Well, a study done recently in Canada has given me pause. The Canadian Environment and Plastics Industry commissioned a study to determine the presence of bacteria, yeasts and molds in reusable grocery carry bags. Skeptics or those concerned about bias in research may question the reliability of a study like this done by the plastics industry. And some may think that the sample is small. So keep this in mind.But, researchers noted that about 40 percent of the bags harbored molds and yeast that could trigger allergic reactions and infections. And nearly two-thirds of the bags were contaminated with some type of bacteria. Not all bacteria cause foodborne illness. And no E. coli O157:H7 or Salmonella were found in the study. Even if the study was not very rigorous, it did make me think that I had better change my reusable bag habits. So don’t freak out yet…
- Should you toss those reusable bags and just use plastic?
Should you go back to using all those one-time use plastic bags or maybe even paper if available? Not necessarily. It would be smart to use a little common sense.
- Why do you need to pay attention…..but not necessarily freak out? Certain foods such as raw meat, poultry and fish can be carriers of the bacteria, viruses and parasites that cause foodborne illness. Fresh produce, too, may carry certain bacteria or other foodborne illness causing organisms. In an effort to use less plastic, you may put meats and fresh lettuce into your bag without using the additional protection offered by the rolls of plastic storage bags at the end of the produce aisle or meat case. This would contribute to the potential of cross-contamination. Bags can pick up the bacteria from the foods you put in them, the grocery cart, the floor you set them on, the station wagon where the dog sits, etc.
- What can you do to make things better?
Again, do not panic and go back to plastic. There are some simple steps you can take. And it is likely that you wash out lunch boxes. This is not much different. Here are some tips for lowering the risk of cross-contamination by grocery bag:
- Wash those bags!
Wash your grocery bags when they get dirty – especially if there is evidence of milk, meat or poultry juices, or decayed veggies in the bag. Certainly it would be best to accomplish this in the washer with hot water and laundry detergent. But some bags are not machine washable — so turn them inside out and wash them in the sink. Let them air dry. And next time you invest in a new bag, try to find bags that are machine washable.
- Keep them separated!
Try to designate one bag for fresh produce, another for raw meat, poultry or fish. If possible, use a different color for different foods (and try to remember which is which) or use a permanent marker and label each bag. Also, place raw foods in the plastic bags that are found in the produce or meat section of the store before you place them in your bags.
- They’re just for groceries!
Use the grocery bags for groceries only. Designate another set of bags for other uses.
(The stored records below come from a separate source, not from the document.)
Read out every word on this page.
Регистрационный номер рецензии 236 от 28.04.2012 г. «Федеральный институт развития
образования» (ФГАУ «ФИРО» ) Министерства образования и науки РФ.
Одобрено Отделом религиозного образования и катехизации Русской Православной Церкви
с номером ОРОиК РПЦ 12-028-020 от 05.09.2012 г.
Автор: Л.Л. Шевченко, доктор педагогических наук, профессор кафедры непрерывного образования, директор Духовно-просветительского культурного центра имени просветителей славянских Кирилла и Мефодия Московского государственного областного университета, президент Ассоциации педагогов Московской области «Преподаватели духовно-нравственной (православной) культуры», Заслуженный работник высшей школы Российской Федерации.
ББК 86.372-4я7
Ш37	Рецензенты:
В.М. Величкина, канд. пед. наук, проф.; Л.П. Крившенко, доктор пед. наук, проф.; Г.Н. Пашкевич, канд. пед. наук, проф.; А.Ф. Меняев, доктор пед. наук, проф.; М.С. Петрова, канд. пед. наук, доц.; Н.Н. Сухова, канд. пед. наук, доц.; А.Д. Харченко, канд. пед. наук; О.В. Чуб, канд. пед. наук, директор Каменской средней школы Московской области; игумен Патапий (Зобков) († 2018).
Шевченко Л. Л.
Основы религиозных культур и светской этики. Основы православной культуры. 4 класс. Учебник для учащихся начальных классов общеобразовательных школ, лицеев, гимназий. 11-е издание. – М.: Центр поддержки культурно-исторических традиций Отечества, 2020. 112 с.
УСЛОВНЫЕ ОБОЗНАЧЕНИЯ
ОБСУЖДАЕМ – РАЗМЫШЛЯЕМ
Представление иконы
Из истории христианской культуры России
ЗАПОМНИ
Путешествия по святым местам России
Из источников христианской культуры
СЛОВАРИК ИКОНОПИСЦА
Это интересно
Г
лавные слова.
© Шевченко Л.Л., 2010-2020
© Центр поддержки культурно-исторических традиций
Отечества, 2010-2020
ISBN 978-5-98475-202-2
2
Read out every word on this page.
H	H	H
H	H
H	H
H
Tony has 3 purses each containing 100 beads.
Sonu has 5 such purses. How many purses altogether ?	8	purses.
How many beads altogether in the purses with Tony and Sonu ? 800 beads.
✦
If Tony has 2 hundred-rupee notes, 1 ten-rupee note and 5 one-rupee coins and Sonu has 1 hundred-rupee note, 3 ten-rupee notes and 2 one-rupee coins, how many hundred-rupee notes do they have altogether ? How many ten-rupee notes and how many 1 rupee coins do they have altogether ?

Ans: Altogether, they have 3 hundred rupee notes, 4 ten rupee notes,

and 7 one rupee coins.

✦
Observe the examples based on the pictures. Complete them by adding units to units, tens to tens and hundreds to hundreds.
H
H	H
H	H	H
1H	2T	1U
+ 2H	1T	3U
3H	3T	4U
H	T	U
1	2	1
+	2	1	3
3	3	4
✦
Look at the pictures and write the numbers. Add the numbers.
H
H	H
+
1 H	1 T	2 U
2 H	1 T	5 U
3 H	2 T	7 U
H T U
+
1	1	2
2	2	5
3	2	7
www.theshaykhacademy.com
If you can’t do this, then wash them before using for groceries.
- Shop and clean up!
After emptying your bags at home, wash off the table or counter surface where the bags were sitting.
- High and dry!
Before folding bags and storing them, be sure to let them air out and dry.
- Wash those bags!
These hints are especially important if you have very young children or folks with compromised immune systems such as the elderly or chronically ill in your home.